本日取り上げるのはこのニュース。
 埼玉新聞3月22日付。

反対…男女別学の埼玉県立高校“共学化”しないで「85・9%」 浦和高校の在校生ら、県教委に直接熱意を伝える「伝統を奪わないで」「定員割れなどのやむを得ない理由以外で、別学廃止は選択の権利を侵害」

 相変わらず長ったらしい埼玉新聞の見出しである。
 が、ご本人たちはこれが今風と思っているようだし、こういうのが好きという人もいるので、いいだろう。

 県教委はすでに多くの別学校で、卒業生や保護者を対象とした意見聴取を行っているが、今度は現役高校生(在校生)への聞き取りを行おうというものである。
 しかし、男子校がいいと思って入学した生徒たちに聞けば、このような答えになることははじめから分かっていることだ。
 熊谷高校でやろうが春日部高校でやろうが、在校生の意見は同じだろう。
 浦和一女でやっても、熊谷女子、川越女子でやっても同じこと。

 発端については以前にも書いたが、1件の苦情である。
 県条例に基づき設置された埼玉県男女共同参画苦情処理委員がこれを調査し、県教育委員会に勧告した。

 寄せられた苦情は「埼玉県立の男子高校が女子が女子であることを理由に入学を拒んでいる。女子の入学は当然認めるべきであり、女子差別撤廃条約に違反している事態は是正されるべきである」というものだ。
 これが原文かつ全文であるとしたら、ちょっとお粗末である。
 「男子高校が女子が女子であることを理由に入学を拒んでいる」というが、それぞれの学校は条例・規則に基づいた募集をしているだけであって、拒んでいるという表現は妥当ではない。
 苦情子は男子校のことのみを言っているが、その伝で言えば女子校もまた「男子が男子であることを理由に入学を拒んでいる」のであるが、それについての言及はない。女子校は認めるべきということなのか。
 また、「女子差別撤廃条約に違反している」というが条約のどの部分に違反しているのかについても具体的が記述もない。

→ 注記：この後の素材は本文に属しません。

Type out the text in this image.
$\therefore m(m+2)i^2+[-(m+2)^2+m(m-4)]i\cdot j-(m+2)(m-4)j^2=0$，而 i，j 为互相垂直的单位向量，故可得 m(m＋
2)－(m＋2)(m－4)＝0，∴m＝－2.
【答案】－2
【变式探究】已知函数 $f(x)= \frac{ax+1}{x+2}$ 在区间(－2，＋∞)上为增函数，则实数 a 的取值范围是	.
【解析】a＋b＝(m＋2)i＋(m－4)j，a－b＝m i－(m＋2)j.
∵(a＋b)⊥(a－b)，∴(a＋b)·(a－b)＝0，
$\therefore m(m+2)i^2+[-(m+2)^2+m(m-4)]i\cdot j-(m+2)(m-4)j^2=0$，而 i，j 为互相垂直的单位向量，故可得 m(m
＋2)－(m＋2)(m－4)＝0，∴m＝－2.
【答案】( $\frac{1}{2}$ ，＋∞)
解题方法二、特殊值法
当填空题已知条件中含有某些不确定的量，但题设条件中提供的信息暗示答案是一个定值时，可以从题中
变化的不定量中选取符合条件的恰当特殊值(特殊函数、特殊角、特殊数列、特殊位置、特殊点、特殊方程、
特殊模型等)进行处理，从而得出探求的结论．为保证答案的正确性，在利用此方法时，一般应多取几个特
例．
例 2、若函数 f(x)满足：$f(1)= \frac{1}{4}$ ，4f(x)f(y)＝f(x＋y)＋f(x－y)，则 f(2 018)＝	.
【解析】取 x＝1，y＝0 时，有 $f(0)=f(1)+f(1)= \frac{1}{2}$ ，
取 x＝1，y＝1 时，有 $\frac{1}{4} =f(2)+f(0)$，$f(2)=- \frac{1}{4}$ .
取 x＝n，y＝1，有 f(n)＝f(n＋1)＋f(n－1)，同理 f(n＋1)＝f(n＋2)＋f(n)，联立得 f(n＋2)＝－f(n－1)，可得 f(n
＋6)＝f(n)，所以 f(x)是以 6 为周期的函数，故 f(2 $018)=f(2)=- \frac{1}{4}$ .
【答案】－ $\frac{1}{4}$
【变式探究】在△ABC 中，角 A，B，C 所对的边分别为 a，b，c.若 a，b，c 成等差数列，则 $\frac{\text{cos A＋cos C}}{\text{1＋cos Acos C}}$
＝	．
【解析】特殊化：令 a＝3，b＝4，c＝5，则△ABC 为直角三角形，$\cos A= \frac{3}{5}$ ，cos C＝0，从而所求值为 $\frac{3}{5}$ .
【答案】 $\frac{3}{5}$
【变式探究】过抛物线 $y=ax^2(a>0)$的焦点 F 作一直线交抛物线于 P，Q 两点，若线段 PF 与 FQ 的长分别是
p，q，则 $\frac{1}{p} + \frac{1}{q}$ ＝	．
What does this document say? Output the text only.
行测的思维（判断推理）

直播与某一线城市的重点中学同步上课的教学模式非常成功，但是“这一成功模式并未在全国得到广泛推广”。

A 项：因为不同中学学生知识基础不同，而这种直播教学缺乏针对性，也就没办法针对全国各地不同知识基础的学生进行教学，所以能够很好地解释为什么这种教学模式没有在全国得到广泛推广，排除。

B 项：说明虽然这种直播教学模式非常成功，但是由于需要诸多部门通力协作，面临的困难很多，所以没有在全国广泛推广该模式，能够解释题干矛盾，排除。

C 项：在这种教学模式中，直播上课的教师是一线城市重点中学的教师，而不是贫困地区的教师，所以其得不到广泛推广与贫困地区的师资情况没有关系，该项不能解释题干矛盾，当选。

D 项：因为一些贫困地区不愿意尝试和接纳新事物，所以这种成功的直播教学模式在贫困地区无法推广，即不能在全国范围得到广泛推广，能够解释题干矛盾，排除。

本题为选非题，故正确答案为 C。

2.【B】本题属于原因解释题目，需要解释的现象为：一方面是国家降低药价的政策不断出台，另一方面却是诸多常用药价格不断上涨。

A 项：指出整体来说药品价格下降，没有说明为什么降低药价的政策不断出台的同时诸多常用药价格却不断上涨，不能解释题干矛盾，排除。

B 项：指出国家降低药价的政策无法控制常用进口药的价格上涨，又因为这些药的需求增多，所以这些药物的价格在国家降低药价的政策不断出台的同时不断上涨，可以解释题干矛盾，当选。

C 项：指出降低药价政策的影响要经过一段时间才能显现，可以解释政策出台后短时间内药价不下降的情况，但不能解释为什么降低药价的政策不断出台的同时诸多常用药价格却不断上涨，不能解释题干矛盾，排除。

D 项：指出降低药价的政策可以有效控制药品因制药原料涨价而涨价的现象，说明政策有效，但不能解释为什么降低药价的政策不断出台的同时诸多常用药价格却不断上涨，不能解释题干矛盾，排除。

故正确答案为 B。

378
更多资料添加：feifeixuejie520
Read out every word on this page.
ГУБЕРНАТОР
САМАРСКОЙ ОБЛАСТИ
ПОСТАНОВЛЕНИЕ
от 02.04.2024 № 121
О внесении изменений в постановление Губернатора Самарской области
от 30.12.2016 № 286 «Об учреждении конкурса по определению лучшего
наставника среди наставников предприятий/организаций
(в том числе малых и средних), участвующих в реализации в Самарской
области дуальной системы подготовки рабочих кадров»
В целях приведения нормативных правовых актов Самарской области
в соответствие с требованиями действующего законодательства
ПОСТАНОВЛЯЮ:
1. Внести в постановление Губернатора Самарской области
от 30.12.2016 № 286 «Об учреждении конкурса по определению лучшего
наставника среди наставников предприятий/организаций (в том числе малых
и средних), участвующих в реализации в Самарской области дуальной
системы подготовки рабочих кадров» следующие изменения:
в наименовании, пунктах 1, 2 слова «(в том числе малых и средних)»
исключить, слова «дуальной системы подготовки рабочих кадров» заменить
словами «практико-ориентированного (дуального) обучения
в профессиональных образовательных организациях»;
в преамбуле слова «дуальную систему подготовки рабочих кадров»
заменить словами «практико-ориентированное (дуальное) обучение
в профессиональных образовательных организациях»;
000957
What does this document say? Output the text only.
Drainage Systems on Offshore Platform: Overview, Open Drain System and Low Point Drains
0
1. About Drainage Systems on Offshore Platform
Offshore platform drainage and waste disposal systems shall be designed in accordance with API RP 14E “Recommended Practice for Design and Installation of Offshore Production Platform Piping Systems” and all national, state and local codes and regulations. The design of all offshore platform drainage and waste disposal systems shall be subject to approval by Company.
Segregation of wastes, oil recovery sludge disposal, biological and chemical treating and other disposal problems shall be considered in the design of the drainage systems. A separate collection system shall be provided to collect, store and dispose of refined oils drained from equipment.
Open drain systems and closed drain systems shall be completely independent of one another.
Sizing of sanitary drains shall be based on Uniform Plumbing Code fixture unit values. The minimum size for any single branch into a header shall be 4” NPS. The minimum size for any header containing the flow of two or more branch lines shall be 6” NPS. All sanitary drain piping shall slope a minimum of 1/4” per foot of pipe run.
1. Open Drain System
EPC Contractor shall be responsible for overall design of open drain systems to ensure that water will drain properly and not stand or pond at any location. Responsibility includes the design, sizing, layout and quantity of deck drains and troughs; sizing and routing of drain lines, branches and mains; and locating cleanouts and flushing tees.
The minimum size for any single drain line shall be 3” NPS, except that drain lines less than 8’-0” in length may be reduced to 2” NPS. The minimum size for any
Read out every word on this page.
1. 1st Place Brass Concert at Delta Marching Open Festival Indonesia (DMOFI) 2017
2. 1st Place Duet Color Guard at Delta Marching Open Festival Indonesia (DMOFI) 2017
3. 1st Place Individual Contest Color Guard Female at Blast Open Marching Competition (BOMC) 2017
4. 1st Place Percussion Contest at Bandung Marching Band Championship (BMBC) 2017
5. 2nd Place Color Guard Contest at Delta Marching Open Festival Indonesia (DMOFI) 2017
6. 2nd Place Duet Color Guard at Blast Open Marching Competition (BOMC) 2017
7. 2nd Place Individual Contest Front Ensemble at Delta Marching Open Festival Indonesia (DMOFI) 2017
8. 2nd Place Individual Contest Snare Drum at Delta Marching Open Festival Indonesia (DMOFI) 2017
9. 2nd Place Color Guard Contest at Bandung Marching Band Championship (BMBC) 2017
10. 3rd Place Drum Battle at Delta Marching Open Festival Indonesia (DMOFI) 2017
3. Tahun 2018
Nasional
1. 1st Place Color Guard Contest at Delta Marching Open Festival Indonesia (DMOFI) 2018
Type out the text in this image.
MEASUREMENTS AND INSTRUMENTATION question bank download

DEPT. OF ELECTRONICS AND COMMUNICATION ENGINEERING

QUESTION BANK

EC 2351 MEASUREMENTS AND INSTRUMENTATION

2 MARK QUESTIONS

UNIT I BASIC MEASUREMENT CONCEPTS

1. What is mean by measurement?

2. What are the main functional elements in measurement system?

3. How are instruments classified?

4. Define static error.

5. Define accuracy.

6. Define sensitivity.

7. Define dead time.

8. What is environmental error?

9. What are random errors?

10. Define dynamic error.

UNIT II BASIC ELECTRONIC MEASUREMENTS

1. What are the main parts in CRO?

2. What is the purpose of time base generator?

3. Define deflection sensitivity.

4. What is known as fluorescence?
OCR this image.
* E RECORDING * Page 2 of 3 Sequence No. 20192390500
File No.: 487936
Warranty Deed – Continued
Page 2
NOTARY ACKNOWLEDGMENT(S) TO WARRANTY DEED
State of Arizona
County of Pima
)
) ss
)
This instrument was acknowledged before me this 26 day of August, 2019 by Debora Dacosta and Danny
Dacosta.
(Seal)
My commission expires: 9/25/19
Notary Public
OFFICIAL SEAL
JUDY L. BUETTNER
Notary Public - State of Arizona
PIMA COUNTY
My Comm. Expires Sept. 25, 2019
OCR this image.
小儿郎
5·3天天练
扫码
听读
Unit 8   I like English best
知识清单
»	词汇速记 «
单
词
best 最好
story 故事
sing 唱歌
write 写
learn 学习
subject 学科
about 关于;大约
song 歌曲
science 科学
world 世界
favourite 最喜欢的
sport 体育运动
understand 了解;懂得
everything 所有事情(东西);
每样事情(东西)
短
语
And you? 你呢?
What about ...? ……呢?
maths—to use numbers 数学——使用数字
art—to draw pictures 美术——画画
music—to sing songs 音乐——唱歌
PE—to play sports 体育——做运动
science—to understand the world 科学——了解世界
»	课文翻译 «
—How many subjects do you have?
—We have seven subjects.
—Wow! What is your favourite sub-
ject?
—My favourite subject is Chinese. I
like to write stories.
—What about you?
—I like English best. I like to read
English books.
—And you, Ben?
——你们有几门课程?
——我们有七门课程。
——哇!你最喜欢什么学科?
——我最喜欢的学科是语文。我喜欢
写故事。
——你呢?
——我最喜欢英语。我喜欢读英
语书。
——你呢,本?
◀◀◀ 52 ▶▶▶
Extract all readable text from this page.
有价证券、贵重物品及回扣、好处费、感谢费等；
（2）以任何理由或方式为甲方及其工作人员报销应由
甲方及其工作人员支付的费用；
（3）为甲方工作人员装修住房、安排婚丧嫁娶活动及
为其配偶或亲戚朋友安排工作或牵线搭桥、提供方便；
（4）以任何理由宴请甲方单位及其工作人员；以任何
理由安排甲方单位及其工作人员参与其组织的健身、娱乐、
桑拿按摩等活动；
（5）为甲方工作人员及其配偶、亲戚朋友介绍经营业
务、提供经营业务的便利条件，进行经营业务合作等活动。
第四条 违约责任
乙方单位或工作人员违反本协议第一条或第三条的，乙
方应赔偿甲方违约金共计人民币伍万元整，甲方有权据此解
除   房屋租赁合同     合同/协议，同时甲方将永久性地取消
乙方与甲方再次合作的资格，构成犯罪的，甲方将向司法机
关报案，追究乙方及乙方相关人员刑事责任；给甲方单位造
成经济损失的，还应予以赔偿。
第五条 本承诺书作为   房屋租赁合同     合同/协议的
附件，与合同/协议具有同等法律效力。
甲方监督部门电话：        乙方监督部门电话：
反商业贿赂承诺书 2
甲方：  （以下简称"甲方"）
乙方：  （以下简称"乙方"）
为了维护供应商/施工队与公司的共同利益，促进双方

 おそらく、もっと論理だてての苦情だと思うが、苦情は1年間でたった1件しかないのだから、原文を全文公開してもらいたいものだ。

 さて、それに対する苦情処理委員(3名)の勧告(趣旨)。
 「「男女別学」は女子に対するあらゆる形態の差別の撤廃に関する条約上、男女別学であることだけでは条約違反とはされていないものの「男女共学」での教育が奨励されており、男女の役割についての定型化された概念の撤廃が求められている。埼玉県立高校の男女別学校における管理職や教職員の格差における問題が浮き彫りになっていることは明らかであり、別紙で提言した施策がなされるとともに、埼玉県立高校において、共学化が早期に実現されるべきである。」

 前半で、「男女別学であることだけでは条約違反とはされていないものの」と述べている。
 苦情子の主張はここで退けられている。
 条約に違反しているという苦情に対し、条約には違反していないと述べているのであるから、話はここで終わりである。

 が、苦情処理委員はよほど暇なのか、話をどんどん広げて行く。
 「男女共学での教育が奨励されており」とあるが、「女子差別撤廃条約(女子に対するあらゆる形態の差別の撤廃に関する条約)」のどこに男女共学を奨励する文言があるのか。

 女子に対するあらゆる形態の差別の撤廃に関する条約

 そして、話はさらに飛躍して行く。
 「埼玉県立高校の男女別学校における管理職や教職員の格差における問題が浮き彫りになっていることは明らか」。
 こんな苦情あったか。
 だから、原文・全文を公開して欲しいと言っているのだ。

 女性管理職が少ないのは、共学・別学とはまったく次元の異なる問題である。
 苦情にも無い(と思われる)採用・人事の問題まで持ち出して、共学化早期実現という結論に導こうとするから話がおかしくなる。

 「つぶやき」同然のクレームをここまで大きな問題に発展させたのは想像力豊かな苦情処理委員の皆さんではないか。
 
 埼玉県男女共同参画苦情処理委員による勧告書

 なお、私自身は男子校出身であり、受けた教育に満足している。
 学校に対する誇りも持っている。
 ただ、「この先、何十年という単位で考えれば、流れは疑いもなく共学化だ。男子校の浦高も、女子校の浦和一女も消滅するだろう。残念ながら年寄りの私は、その事実を生きて確認できないが、間違いなくそうなる。もし女子の特性を生かした教育や、男子の特性を生かした教育というものがあるなら、その中で教育体制や教育内容を編成すればよかろう」(2022年11月21日付、本ブログ記事より)と考えている。
 苦情子とは立場や視点はまったく異なるが、将来の方向性という点では同じだ。